До этого Роланд никогда внимательно не приглядывался к броши Мод. На броши действительно вырезана русалочка, сидящая на камне, блестящие черные плечи выступают сильнее всего, затем наверное, чтобы маленькие груди скромно спрятались и мастеру не пришлось их изображать. Волосы змеисто спадают по спине, хвост обвился вокруг камня. Всё это обрамлялось тем, что прежде казалось Роланду плетением из прутиков, но теперь, глядя глазами увлечённой хозяйки магазина, он понимал, что это ветви кораллов. Роланд сказал Мод:
- А мне кажется, вы частично унаследовали внешность Кристабель...
- Я знаю. Странно. Я имею в виду, брошь всегда была у нас дома, лежала в шкатулке. Мне в голову не приходило задуматься, откуда она родом. А здесь, в этом магазине, она выглядит совсем по-иному. Среди других янтарей... Вдруг моя шутка насчёт того, что это Мелюзина... вдруг это...
- Вдруг это шутка Падуба?
- Даже если и так, - Мод лихорадочно размышляла, - даже если и так, то отсюда не следует, что она была здесь с ним. Мы только можем предположить, что он купил броши двум женщинам одновременно...
- Да и то не наверняка. Ведь она могла купить брошь сама.
- Могла, если была здесь.
- Или где-нибудь ещё, где их продавали...
- Вы должны беречь это ваше украшение! - напутствовала старушка Мод. Вещь редкостная, точно вам говорю. - Она повернулась к Роланду: - Ну так как, сударь, покупаете брошку с языком цветов? Уж как бы она пошла к русалочке в пару...
- Я возьму "брошь дружбы", - поспешно проговорила Мод. - Для Леоноры.
Роланду мучительно захотелось заполучить хоть что-нибудь из этого здешнего странно-притягательного, сажисто-чёрного вещества, которого Падуб касался руками и о котором слагал стихи. Приобретать затейливую брошь с цветами, честно говоря, не улыбалось - подарить будет некому - подобные вещи не в духе Вэл, ни в старом её стиле, ни в новом. Наконец он нашёл, в зелёной стеклянной чаше на прилавке, горку разрозненных бусин и кусочков янтаря ценою по 75 пенсов за штуку и отобрал себе из них небольшую кучку самых разных - шариков, плоских овалов и шестиугольников, особенно ему приглянулась одна маленькая атласно-чёрная "подушечка".

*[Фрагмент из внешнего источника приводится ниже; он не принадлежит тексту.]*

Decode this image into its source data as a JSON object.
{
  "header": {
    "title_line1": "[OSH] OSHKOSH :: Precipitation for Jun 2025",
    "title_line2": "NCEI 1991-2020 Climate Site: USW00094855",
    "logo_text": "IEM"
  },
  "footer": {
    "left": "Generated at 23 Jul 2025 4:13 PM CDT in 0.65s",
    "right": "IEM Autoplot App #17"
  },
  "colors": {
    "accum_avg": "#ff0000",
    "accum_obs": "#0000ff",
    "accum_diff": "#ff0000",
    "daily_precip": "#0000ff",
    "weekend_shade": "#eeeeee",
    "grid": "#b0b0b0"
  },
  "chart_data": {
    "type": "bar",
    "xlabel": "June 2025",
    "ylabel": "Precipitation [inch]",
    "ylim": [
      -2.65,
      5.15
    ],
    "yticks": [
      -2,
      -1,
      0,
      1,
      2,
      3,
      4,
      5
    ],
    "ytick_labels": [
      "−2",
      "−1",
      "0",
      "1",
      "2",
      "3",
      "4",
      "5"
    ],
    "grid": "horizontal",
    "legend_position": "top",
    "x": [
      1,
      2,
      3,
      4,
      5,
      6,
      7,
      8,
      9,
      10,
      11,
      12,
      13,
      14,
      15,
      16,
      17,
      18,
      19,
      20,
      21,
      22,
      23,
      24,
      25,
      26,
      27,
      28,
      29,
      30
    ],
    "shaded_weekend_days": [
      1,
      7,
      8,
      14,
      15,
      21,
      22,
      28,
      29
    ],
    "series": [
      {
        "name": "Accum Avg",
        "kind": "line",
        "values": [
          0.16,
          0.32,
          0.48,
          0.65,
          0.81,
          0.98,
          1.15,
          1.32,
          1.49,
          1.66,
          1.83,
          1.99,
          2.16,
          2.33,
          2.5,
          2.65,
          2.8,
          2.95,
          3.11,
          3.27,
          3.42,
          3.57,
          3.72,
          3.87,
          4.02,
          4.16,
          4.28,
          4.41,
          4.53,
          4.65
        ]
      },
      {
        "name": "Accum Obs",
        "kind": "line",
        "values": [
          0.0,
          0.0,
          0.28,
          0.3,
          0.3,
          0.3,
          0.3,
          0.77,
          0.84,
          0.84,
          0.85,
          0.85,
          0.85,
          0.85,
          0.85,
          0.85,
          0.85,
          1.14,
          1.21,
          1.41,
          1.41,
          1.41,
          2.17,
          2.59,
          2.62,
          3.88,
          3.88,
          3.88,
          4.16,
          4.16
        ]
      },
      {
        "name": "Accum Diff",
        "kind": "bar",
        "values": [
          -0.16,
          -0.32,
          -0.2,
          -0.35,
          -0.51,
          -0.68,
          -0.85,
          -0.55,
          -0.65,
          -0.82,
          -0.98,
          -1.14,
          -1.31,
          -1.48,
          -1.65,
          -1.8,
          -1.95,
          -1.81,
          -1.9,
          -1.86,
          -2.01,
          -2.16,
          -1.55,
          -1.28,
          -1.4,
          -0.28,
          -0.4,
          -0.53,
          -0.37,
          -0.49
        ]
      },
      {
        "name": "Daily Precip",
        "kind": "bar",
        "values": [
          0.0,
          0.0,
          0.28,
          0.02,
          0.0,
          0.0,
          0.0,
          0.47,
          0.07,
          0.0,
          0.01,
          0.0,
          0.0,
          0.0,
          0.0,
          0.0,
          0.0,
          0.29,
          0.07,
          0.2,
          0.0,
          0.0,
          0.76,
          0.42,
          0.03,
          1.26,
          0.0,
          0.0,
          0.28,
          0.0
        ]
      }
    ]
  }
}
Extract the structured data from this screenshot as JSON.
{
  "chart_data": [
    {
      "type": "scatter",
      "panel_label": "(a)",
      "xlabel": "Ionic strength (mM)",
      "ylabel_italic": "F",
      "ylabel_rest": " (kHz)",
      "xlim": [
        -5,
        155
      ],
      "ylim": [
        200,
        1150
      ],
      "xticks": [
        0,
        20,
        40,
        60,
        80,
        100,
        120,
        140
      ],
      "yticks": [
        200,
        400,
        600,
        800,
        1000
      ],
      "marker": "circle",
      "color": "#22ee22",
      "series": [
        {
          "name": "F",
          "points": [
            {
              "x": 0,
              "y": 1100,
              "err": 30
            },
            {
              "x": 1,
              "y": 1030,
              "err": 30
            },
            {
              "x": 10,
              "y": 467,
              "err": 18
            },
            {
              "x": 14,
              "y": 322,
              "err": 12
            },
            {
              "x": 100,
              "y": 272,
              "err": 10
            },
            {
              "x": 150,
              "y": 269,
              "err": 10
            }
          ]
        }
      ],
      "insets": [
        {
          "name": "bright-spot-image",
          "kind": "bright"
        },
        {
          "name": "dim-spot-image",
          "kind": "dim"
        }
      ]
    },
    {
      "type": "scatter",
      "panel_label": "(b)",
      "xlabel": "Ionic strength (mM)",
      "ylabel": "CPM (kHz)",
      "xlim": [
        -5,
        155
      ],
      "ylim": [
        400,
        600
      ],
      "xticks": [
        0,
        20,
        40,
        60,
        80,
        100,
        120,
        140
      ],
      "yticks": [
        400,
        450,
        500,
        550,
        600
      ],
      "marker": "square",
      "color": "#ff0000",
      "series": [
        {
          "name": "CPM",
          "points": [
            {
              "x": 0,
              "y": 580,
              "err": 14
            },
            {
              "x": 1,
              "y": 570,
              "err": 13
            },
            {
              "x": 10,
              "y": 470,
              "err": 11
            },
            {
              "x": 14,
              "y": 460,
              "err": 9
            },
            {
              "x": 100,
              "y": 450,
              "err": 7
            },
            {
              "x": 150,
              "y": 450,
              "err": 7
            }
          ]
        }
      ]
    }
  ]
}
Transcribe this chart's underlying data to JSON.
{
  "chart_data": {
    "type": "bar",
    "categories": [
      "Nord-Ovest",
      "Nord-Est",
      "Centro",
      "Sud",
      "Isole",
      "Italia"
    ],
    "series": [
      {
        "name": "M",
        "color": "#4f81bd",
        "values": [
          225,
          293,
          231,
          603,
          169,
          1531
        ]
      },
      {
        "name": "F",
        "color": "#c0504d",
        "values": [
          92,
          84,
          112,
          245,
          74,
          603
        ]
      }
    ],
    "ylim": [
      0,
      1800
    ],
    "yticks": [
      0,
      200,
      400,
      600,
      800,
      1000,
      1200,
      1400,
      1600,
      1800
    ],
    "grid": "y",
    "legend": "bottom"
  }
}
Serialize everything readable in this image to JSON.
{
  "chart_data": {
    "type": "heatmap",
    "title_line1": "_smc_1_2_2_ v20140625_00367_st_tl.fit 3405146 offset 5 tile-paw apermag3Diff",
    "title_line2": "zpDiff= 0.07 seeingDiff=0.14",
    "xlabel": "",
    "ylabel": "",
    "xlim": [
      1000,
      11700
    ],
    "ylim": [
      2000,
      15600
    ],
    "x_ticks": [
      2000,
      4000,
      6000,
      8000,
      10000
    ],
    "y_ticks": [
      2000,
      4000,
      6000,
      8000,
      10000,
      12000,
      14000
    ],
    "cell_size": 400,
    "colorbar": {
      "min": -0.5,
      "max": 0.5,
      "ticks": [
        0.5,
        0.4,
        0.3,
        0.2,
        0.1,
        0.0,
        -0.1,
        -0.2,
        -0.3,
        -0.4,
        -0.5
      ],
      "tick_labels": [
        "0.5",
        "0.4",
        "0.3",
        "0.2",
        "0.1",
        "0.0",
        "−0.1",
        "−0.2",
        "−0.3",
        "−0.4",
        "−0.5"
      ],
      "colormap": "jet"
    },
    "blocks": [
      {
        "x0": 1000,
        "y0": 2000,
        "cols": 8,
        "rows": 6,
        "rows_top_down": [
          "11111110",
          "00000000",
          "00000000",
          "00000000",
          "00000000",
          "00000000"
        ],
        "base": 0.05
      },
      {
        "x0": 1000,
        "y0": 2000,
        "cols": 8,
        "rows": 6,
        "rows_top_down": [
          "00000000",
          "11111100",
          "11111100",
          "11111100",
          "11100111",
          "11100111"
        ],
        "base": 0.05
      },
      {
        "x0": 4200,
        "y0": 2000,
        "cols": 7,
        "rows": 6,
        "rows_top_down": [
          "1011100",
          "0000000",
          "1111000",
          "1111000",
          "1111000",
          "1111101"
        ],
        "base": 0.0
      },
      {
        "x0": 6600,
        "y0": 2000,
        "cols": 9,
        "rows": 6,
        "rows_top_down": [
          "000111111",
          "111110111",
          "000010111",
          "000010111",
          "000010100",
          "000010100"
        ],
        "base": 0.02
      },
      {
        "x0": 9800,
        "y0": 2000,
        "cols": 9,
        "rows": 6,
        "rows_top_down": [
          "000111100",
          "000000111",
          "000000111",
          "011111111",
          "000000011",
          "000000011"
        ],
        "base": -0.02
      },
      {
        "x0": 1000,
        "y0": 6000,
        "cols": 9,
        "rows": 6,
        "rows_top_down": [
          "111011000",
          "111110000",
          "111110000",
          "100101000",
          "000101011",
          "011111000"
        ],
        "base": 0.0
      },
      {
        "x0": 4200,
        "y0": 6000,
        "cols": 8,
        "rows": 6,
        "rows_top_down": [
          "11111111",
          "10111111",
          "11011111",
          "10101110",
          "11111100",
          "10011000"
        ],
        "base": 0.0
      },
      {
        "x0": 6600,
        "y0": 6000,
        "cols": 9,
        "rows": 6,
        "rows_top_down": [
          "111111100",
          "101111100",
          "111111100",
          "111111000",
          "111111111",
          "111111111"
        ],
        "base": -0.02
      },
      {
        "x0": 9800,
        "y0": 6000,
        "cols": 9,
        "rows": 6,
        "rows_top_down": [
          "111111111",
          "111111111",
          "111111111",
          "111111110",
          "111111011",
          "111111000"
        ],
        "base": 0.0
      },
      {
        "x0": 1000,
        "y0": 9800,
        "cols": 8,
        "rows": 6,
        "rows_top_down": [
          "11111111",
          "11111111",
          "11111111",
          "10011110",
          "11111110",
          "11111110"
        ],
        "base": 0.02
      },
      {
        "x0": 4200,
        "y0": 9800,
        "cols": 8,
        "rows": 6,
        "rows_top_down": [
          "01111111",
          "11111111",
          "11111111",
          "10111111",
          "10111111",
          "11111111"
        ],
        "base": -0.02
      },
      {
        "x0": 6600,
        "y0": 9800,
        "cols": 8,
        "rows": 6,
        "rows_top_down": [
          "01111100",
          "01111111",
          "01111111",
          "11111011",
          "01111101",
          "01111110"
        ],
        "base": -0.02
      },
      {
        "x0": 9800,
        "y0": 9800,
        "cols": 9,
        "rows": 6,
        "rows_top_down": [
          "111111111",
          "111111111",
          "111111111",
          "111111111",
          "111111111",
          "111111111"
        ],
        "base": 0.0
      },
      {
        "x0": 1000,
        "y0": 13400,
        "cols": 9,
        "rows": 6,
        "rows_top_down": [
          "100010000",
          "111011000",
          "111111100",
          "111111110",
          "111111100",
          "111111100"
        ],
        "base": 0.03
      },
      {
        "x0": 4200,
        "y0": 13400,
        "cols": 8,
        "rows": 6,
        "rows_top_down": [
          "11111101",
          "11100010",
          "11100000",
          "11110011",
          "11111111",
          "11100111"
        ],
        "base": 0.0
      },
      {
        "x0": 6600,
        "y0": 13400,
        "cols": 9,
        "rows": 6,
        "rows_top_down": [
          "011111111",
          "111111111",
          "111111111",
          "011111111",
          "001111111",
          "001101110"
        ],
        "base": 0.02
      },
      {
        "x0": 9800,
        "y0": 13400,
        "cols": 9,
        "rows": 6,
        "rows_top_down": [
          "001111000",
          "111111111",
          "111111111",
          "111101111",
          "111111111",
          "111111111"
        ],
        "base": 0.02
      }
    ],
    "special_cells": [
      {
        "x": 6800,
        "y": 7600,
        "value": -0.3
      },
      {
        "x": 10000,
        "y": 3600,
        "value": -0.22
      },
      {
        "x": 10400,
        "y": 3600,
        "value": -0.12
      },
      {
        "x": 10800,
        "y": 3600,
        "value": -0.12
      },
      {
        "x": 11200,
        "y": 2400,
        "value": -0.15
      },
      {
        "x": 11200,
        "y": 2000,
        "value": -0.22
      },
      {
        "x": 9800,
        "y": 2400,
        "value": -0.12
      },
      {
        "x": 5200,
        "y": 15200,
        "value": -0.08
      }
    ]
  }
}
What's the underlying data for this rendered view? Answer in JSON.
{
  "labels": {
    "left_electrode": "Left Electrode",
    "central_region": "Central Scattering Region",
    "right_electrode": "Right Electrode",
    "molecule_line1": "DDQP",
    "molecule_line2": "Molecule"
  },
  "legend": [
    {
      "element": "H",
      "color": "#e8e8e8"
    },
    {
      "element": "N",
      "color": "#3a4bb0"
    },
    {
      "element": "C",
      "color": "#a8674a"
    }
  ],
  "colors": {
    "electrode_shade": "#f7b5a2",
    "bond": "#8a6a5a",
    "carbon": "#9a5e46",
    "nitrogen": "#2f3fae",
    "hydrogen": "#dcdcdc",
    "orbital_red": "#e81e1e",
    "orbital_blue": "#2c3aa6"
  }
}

- Бусинки личных невзгод! - объяснил Роланд своей спутнице. - На душе у меня неспокойно.
- Это заметно.
ГЛАВА ЧЕТЫРНАДЦАТАЯ
Я слышал, женщины изменчивы: но ты
В своей изменчивости столь же постоянна,
Как нить спокойная реки, что, от истока
Стремимая к порогу и к паденью
В объятья неподвижных берегов,
Единой остаётся, обновленна,
Подвижна вечно, каплями ж бессчетна.
Ты - и за то любима мной - та сила,
Что формы движет, сохраняя формы.
Р. Г. Падуб, "Аск - Эмбле". Послание XIII
Дорогая моя Эллен.
Нынче я решил изменить распорядок, и занятиям со скальпелем и микроскопом предпочёл длинную прогулку от своего порога к иным - под иными порогами я разумею водопады, которые в здешних краях называют ещё падунами, или падунцами. Я обошёл всю Лощину Гоутленда, она же Гоудленда. Ну разве не восхитительно, что название одного места существует одновременно в двух видах, и мы можем воочию наблюдать работу языка? Эти названия давались древними викингами - датчанами, которые поселились в этих краях и восприняли христианство, тогда как более дикие язычники-норвеги пытались вторгнуться из Ирландии и с севера, но потерпели поражение при Брунанбурхе. Двести пятьдесят лет викинги жили здесь, воевали и возделывали землю, но оставили по себе удивительно мало следов - только слова и имена, но и те тают и исчезают, как отметил У. Вордсворт:
Зри! как вокруг всё сущее клонится
С путей своих благих, иль тает словно сон;
Другой язык в устах от моря и до моря;
Лишь имя старое, чем грустный наречён
Ручей иль холм печальный, сохранится,
Когда людей с их верой нету боле!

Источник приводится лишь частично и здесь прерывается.